Wednesday, February 16, 2011

Guard Pavilions


One of the most distinctive elements of the French château are the paired guard pavilions (guérites) that flank the entry to the forecourt and that announce and distill the estate's architectural style. We have become quite fond of these small architectural jewels and have been searching for and painting a number of them in the past few years.

Until well into the 18th century, the rectangular block created by the château and its forecourt, and occasionally the garden parterre also, was often delimited by a wet or dry moat—an esthetic holdover from the middle ages when châteaux were actually châteaux forts, or fortified castles. Even after moats fell out of fashion, the forecourt was still enclosed by high stone walls or ironwork grilles that abutted the guérites for privacy and security.

Even Louis XV's Petit Trianon, safely ensconced in the Great Park of Versailles, held to these traditions, though its architect Gabriel reduced the guard pavilions to dollhouse-like miniatures barely large enough for a sentry to stand in. Others, such as those built at Chanteloup for the king's disgraced First Minister, the duc de Choiseul, are small cubic pavilions set far from the château itself. (Below, top: Petit Trianon, bottom: Chanteloup)
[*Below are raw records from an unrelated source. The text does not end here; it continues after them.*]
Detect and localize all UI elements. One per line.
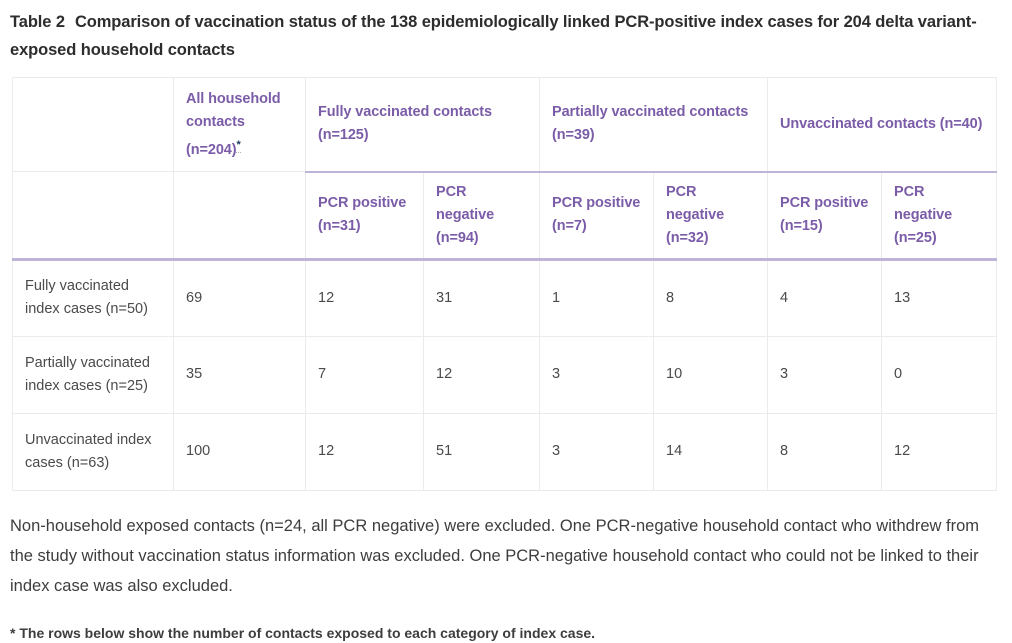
empty-header-cell bbox=[12, 171, 174, 261]
subheader-pcr-positive-fully: PCR positive (n=31) bbox=[305, 171, 424, 261]
value-cell: 51 bbox=[422, 412, 541, 491]
value-cell: 10 bbox=[653, 335, 769, 414]
table-row-partially-vaccinated-index: Partially vaccinated index cases (n=25) … bbox=[12, 335, 998, 414]
corner-cell bbox=[12, 77, 174, 172]
subheader-pcr-positive-unvaccinated: PCR positive (n=15) bbox=[767, 171, 883, 261]
value-cell: 100 bbox=[173, 412, 306, 491]
value-cell: 31 bbox=[422, 258, 541, 337]
value-cell: 3 bbox=[539, 412, 655, 491]
table-row-unvaccinated-index: Unvaccinated index cases (n=63) 100 12 5… bbox=[12, 412, 998, 491]
value-cell: 69 bbox=[173, 258, 306, 337]
header-row-pcr-status: PCR positive (n=31) PCR negative (n=94) … bbox=[12, 171, 998, 261]
row-label-cell: Unvaccinated index cases (n=63) bbox=[12, 412, 174, 491]
value-cell: 13 bbox=[881, 258, 998, 337]
vaccination-status-table: All household contacts (n=204)* Fully va… bbox=[12, 77, 998, 491]
header-row-groups: All household contacts (n=204)* Fully va… bbox=[12, 77, 998, 173]
value-cell: 14 bbox=[653, 412, 769, 491]
subheader-pcr-negative-partially: PCR negative (n=32) bbox=[653, 171, 769, 261]
group-header-unvaccinated-contacts: Unvaccinated contacts (n=40) bbox=[767, 77, 998, 173]
all-household-contacts-header: All household contacts (n=204)* bbox=[173, 77, 306, 172]
value-cell: 12 bbox=[305, 258, 424, 337]
page-title: Table 2 Comparison of vaccination status … bbox=[10, 8, 1002, 64]
empty-header-cell bbox=[173, 171, 306, 261]
value-cell: 1 bbox=[539, 258, 655, 337]
table-caption: Comparison of vaccination status of the … bbox=[10, 13, 977, 59]
row-label-cell: Fully vaccinated index cases (n=50) bbox=[12, 258, 174, 337]
value-cell: 4 bbox=[767, 258, 883, 337]
value-cell: 12 bbox=[422, 335, 541, 414]
value-cell: 3 bbox=[539, 335, 655, 414]
value-cell: 3 bbox=[767, 335, 883, 414]
group-header-fully-vaccinated-contacts: Fully vaccinated contacts (n=125) bbox=[304, 77, 541, 173]
table-notes: Non-household exposed contacts (n=24, al… bbox=[10, 516, 979, 595]
value-cell: 7 bbox=[305, 335, 424, 414]
subheader-pcr-negative-unvaccinated: PCR negative (n=25) bbox=[881, 171, 998, 261]
subheader-pcr-negative-fully: PCR negative (n=94) bbox=[422, 171, 541, 261]
table-footnote: * The rows below show the number of cont… bbox=[10, 624, 596, 641]
table-row-fully-vaccinated-index: Fully vaccinated index cases (n=50) 69 1… bbox=[12, 258, 998, 337]
value-cell: 0 bbox=[881, 335, 998, 414]
subheader-pcr-positive-partially: PCR positive (n=7) bbox=[539, 171, 655, 261]
value-cell: 12 bbox=[305, 412, 424, 491]
group-header-partially-vaccinated-contacts: Partially vaccinated contacts (n=39) bbox=[539, 77, 769, 173]
value-cell: 12 bbox=[881, 412, 998, 491]
footnote-marker-link[interactable]: * bbox=[236, 138, 241, 153]
table-number-label: Table 2 bbox=[10, 13, 65, 31]
value-cell: 35 bbox=[173, 335, 306, 414]
value-cell: 8 bbox=[767, 412, 883, 491]
all-household-contacts-label: All household contacts (n=204) bbox=[186, 90, 281, 158]
row-label-cell: Partially vaccinated index cases (n=25) bbox=[12, 335, 174, 414]
value-cell: 8 bbox=[653, 258, 769, 337]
At Blérancourt and Chantilly, both dating from the 17th century and sharing the same distinctive slate roofs, the pavilions border moats, dry and wet respectively. Quite clearly, guérites also lead charmed lives, as many of them—including those at Chanteloup and Blérancourt pictured here—survived the destruction and parceling of their estates after the French Revolution.
(Below, top: Blérancourt, bottom: Chantilly, shown also in the lead photograph)
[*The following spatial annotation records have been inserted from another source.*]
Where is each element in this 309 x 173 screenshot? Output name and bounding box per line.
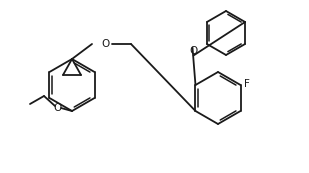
Text: F: F [243, 79, 249, 89]
Text: O: O [54, 103, 62, 113]
Text: O: O [189, 47, 198, 57]
Text: O: O [101, 39, 109, 49]
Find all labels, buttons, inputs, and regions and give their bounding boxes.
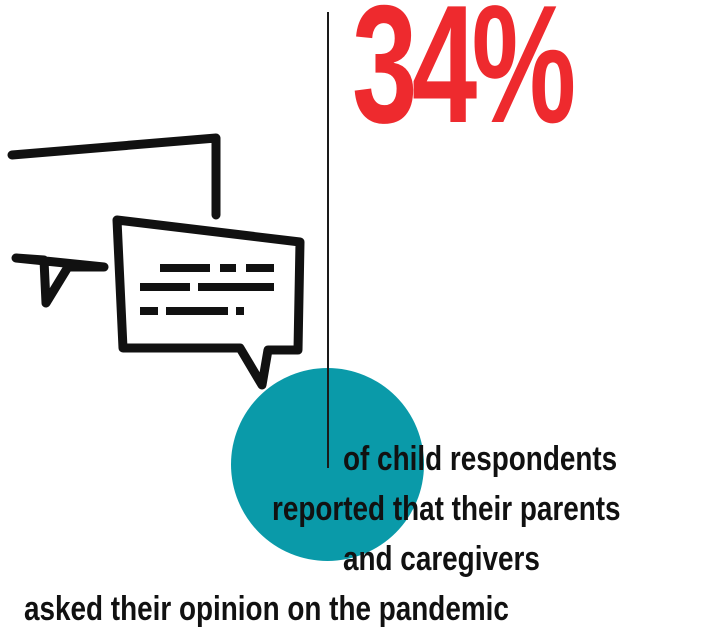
chat-bubbles-icon — [7, 133, 305, 390]
caption-line: reported that their parents — [272, 490, 621, 528]
caption-line: and caregivers — [343, 540, 540, 578]
caption-line: of child respondents — [343, 440, 618, 478]
statistic-value: 34% — [352, 0, 576, 158]
vertical-divider — [327, 12, 329, 468]
caption-line: asked their opinion on the pandemic — [24, 590, 509, 628]
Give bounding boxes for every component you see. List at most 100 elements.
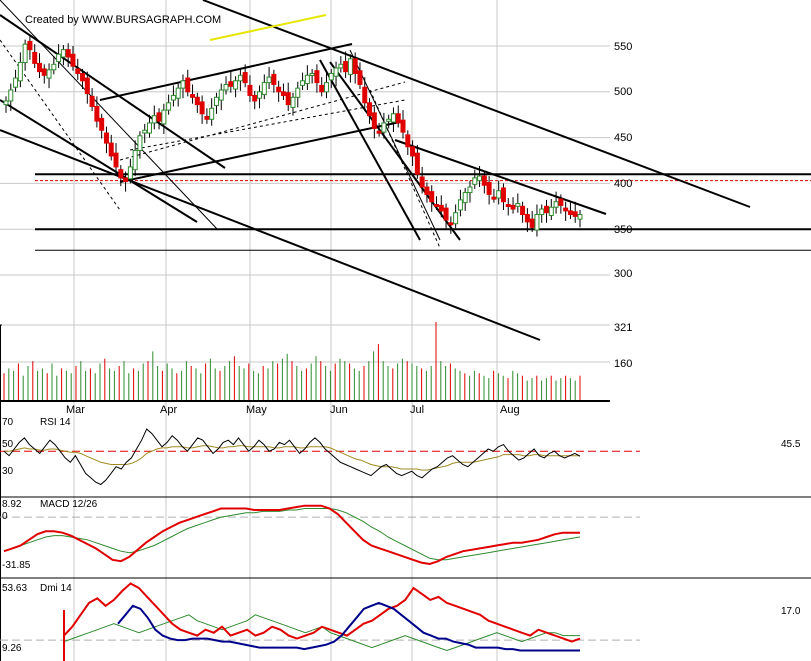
candle-body [457, 199, 463, 211]
candle-body [376, 130, 382, 134]
candle-body [213, 96, 219, 107]
candle-body [453, 212, 459, 225]
candle-body [137, 135, 143, 151]
candle-body [390, 113, 396, 123]
candle-body [27, 40, 33, 51]
channel-dashed-line [0, 39, 121, 211]
price-tick: 350 [614, 224, 632, 236]
rsi-last-value: 45.5 [781, 439, 801, 450]
candle-body [94, 105, 100, 122]
candle-body [185, 77, 191, 93]
trend-line [329, 61, 461, 241]
candle-body [486, 181, 492, 195]
candle-body [170, 94, 176, 101]
candle-body [276, 86, 282, 93]
candle-body [123, 177, 129, 183]
candle-body [261, 82, 267, 96]
candle-body [467, 186, 473, 194]
price-candles [3, 35, 583, 237]
candle-body [333, 67, 339, 77]
candle-body [142, 129, 148, 134]
trend-line [202, 0, 751, 208]
candle-body [500, 187, 506, 203]
candle-body [70, 53, 76, 67]
candle-body [477, 175, 483, 182]
candle-body [362, 86, 368, 104]
candle-body [462, 192, 468, 204]
candle-body [515, 203, 521, 207]
candle-body [534, 214, 540, 231]
candle-body [563, 207, 569, 212]
candle-body [410, 146, 416, 157]
macd-tick: 0 [2, 511, 8, 522]
month-label: Mar [66, 404, 85, 416]
indicator-lines [0, 428, 640, 661]
candle-body [300, 80, 306, 86]
candle-body [371, 112, 377, 129]
dmi-last-value: 17.0 [781, 606, 801, 617]
candle-body [103, 132, 109, 144]
month-label: Jul [410, 404, 424, 416]
candle-body [175, 87, 181, 99]
candle-body [443, 207, 449, 221]
candle-body [381, 122, 387, 133]
channel-dashed-line [129, 99, 406, 151]
price-tick: 300 [614, 268, 632, 280]
candle-body [65, 49, 71, 58]
candle-body [496, 190, 502, 199]
trend-line [0, 14, 226, 169]
candle-body [357, 70, 363, 85]
candle-body [429, 191, 435, 203]
volume-tick: 160 [614, 358, 632, 370]
candle-body [242, 72, 248, 84]
candle-body [247, 84, 253, 96]
candle-body [113, 152, 119, 168]
month-label: May [246, 404, 267, 416]
candle-body [36, 62, 42, 73]
candle-body [161, 109, 167, 125]
macd-line [3, 504, 580, 566]
dmi-tick: 9.26 [2, 643, 22, 654]
candle-body [434, 203, 439, 207]
dmi-minus-line [63, 582, 581, 643]
rsi-tick: 50 [2, 439, 14, 450]
candle-body [347, 58, 353, 75]
highlight-line [209, 14, 327, 41]
candle-body [338, 63, 344, 69]
candle-body [572, 211, 578, 217]
candle-body [548, 206, 554, 216]
candle-body [84, 77, 90, 95]
candle-body [151, 115, 157, 124]
candle-body [80, 72, 86, 82]
candle-body [295, 87, 301, 98]
candle-body [252, 94, 258, 102]
candle-body [448, 222, 454, 226]
rsi-tick: 70 [2, 417, 14, 428]
trend-line [394, 139, 607, 215]
trend-line [0, 99, 198, 223]
candle-body [257, 91, 263, 99]
dmi-tick: 53.63 [2, 583, 27, 594]
rsi-line [3, 428, 581, 486]
price-tick: 500 [614, 86, 632, 98]
candle-body [414, 152, 420, 175]
candle-body [405, 134, 411, 148]
candle-body [524, 214, 530, 223]
candle-body [577, 214, 583, 220]
candle-body [304, 74, 310, 85]
candle-body [233, 80, 239, 90]
month-label: Aug [500, 404, 520, 416]
candle-body [180, 80, 186, 89]
candle-body [223, 83, 229, 91]
candle-body [108, 142, 114, 157]
candle-body [328, 72, 334, 81]
candle-body [17, 61, 23, 82]
candle-body [544, 205, 550, 214]
candle-body [309, 72, 315, 76]
month-label: Apr [160, 404, 177, 416]
candle-body [352, 58, 358, 74]
candle-body [8, 89, 14, 102]
candle-body [323, 82, 329, 93]
volume-bars [3, 322, 581, 400]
A personal favorite are the rococco guérites at Champlâtreux, with their overscaled oculus windows set in gracefully sweeping mansard roofs.

Wednesday, February 9, 2011

The 2011 Arthur Ross Awards


We have been honored by the 30th annual Arthur Ross Award for Fine Art from the Institute of Classical Architecture/Classical America. From the ICA/CA website:

Established in 1982 by Classical America chairman of the board, Arthur Ross, and its president, Henry Hope Reed, the Arthur Ross Awards were created to recognize and celebrate excellence in the classical tradition. From the beginning, the awards have recognized the achievements and contributions of architects, painters, sculptors, artisans, landscape designers, educators, publishers, patrons, and others dedicated to preserving and advancing the classical tradition.

Past honorees for architecture have ranged from well-known practitioners such as Allan Greenberg and Quinlan Terry, to relatively unknown but no less accomplished ones such as A. Hayes Town and Harold H. Fisher.

The awardees are chosen each year by a selection committee made up of members of the ICA&CA Board of Directors, Advisory Council, Fellows, and distinguished members of related professions.

This year's honorees include Franck & Lohsen Architects for Architecture and Ralph Lauren for Patronage. The awards ceremony will be held at the University Club in Manhattan on the evening of Monday, May 2, 2011.

Watercolor Magazine, Winter 2011


Watercolor Magazine's current issue contains a ten-page article on our work written by Naomi Ekperigen, "Attaining Perfection with Watercolor." We certainly strive to live up to that title, and the article is copiously illustrated with a variety of our watercolors, as well as with our porcelain designs.

Bernd was interviewed while on a trip to New York and Andrew by phone in Paris, and the resulting text is extensive and engagingly written, touching upon our formative years as well as the mechanics of our watercolor technique and the design process for the china services.

ANTICOMANIA


Under the category Better Late than Never, we are remiss in not having mentioned Anticomania, the remarkable and recently ended exhibition at Galerie J. Kugel, the Parisian antiquaires located on the quai Anatole France near the French National Assembly.

The sumptuous exhibition, mixing exceptional Greco-Roman antiquities with Renaissance and Grand Tour objects, was staged by Pier Luigi Pizzi, who designed a spectacular coffer-domed Palladian rotunda that stood in the gallery's courtyard and housed Antique marbles. The objects assembled, as is the case with every one of the Kugels' exhibitions, were of exceptional quality, beauty and rarity, and their presentation in the gallery recalled the grand interiors of Roman palaces.



The brothers Alexis and Nicolas Kugel requested a design for the invitaton and cover of the catalogue that would evoke the paintings of Hubert Robert, the Ancien Régime's master of Italian ruins, and the final image is the result of weeks of consultations and refinements.